I think, generally speaking, it suits female readers better; particularly females with some inner girlish fantasy awaiting some indulgence; perhaps that which maturity and reality as they so have unraveled through life have tended to push or yell 'shut up' to in the numerous forms that 'girlish fantasy' can take. The main character fits that description both in the more normal ways that hit people and it seems in a more fantastic than normal way. There is a central female friendship.
Why do I presently think it suits such readers better? The combination of it appearing to indulge some inner childish fantasy (or has elements that you'd see in children's' fantasy), the fact that the main character is who she is, and there is that central female friendship... The nature of a close female, supporting friendship is something that might be difficult for a standard chap to latch on to (though I might be wrong in that assertion): research suggests that women spend a lot longer grieving such a friendship when it is broken than a male partner (yes, when they are heterosexual). It could be generally similar for males for all I know (indeed I'm sure there are cases where it has been the same for males)... It just seems to be a set-up that generally speaking females would empathize and identify with more.

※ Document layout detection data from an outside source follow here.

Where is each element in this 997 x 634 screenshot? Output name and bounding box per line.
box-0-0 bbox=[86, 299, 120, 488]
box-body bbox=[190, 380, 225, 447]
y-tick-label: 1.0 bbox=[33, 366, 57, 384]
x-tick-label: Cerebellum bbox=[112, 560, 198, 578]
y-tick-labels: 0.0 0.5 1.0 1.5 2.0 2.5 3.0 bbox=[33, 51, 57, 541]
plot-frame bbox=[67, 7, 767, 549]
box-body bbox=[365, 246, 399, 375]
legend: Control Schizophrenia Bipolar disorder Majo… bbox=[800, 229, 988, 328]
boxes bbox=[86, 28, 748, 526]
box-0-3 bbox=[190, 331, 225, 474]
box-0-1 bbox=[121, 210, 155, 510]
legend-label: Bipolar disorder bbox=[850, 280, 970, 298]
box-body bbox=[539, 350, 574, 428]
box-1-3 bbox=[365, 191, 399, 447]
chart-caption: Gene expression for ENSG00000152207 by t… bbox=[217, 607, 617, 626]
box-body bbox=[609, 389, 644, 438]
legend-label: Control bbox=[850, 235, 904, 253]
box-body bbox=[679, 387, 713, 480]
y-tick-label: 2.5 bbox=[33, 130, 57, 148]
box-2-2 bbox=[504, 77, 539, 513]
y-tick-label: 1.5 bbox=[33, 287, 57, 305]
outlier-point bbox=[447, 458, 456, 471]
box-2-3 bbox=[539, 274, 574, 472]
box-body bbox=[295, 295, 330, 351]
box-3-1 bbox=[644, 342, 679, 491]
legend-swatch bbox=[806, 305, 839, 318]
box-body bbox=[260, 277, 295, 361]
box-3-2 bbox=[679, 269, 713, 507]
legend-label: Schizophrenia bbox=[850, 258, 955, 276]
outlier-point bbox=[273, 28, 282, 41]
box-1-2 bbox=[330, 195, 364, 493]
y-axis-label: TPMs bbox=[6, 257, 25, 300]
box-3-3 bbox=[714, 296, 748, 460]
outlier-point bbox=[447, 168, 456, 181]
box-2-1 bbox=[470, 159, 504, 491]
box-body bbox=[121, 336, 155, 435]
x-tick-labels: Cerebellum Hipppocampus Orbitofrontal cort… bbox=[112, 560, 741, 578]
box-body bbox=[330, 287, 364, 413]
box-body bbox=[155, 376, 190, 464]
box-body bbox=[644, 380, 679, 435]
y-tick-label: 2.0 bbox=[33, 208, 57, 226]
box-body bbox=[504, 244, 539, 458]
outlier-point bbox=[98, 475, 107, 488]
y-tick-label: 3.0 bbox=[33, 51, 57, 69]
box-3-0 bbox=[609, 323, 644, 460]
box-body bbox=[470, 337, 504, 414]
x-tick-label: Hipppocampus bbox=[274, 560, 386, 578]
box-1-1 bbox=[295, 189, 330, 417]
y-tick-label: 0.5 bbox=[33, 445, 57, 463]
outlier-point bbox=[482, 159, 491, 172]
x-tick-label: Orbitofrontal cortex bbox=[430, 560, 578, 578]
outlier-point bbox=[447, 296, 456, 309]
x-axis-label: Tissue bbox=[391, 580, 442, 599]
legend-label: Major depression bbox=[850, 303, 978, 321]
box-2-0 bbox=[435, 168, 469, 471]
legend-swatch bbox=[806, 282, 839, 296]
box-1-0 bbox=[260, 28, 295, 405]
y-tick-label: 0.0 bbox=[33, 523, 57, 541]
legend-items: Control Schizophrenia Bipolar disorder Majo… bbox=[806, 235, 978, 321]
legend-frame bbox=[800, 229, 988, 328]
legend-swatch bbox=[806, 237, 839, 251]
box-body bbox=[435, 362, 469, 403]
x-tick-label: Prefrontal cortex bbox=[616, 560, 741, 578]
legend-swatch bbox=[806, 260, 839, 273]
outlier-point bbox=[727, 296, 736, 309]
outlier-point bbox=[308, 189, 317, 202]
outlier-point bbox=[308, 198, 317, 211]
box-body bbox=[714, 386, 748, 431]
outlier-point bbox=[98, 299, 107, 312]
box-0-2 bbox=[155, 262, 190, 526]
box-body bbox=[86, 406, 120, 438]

Anyway, that explanation aside....
It seems to be suiting my mood -- I wouldn't have read the first 50 pages without getting restless otherwise. Perhaps, I have some inner fancy (perhaps in particular one that should not be) that has been too much denied that makes it suits it more *shrugs*... Personal contemplation aside... If further reading warrants an edit of this, then I'll edit it. At the moment its 3 stars because it seems more in the realms of an indulgent flick rather that uses not particularly unusual or new elements (if a competently written one -- which is important) than something to arouse more excitement.
Apologies for the length. Don't let the fact that she writes vampire novels put you off if your mood seems to call to it given what is stated in this review (or if you are a chap and it seems to also!).